A Bayesian approach for reducing uncertainty in physiologically based pharmacokinetic models
A. Roy, Y.-C. Chien, C.P. Weisel, M. Ouyang, P.G. Georgopoulos (EOHSI, UMDNJ - R.W. Johnson Medical School and Rutgers University)
Estimation of parameters in mechanistic environmental and biological process models is often impractical using classical estimation techniques due to the typically complex structure of these models and the large number of structural and constitutive parameters that appear in their formulation. Many of the limitations of classical parameter estimation techniques can be circumvented by employing Markov Chain Monte Carlo (MCMC) simulation, an empirical Bayesian methodology. MCMC methods generate probability distributions rather than point estimates for model parameters, and incorporate prior information on model parameters together with information contained in the data. MCMC methods are particularly suited for reducing uncertainty in the parameters of mechanistic environmental and/or biological models as reasonable prior distributions can usually be specified for parameters in mechanistic models based on physical constraints.
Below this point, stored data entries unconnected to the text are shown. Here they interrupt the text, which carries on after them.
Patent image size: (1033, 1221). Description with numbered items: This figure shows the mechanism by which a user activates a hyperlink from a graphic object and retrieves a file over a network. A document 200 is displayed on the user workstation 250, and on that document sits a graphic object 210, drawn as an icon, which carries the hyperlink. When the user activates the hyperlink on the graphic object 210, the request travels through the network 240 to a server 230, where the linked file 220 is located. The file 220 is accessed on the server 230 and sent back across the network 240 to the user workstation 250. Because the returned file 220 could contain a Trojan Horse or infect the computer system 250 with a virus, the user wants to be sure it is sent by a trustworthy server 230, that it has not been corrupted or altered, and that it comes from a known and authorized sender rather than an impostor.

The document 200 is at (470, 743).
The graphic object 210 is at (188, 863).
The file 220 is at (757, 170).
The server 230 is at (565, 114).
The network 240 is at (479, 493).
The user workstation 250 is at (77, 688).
In this paper, the MCMC simulation methodology is applied to the estimation of the parameters of a physiologically based pharmacokinetic (PBPK) model for tetrachloroethylene using an extensive set of data on a single individual. The PBPK model describes the exhaled breath concentrations measured in an individual, following controlled and field low environmental level exposure to tetrachloroethylene. Bayesian inference using MCMC simulation resulted in decreases of more than 10% in the uncertainty of 6 of 15 model parameters.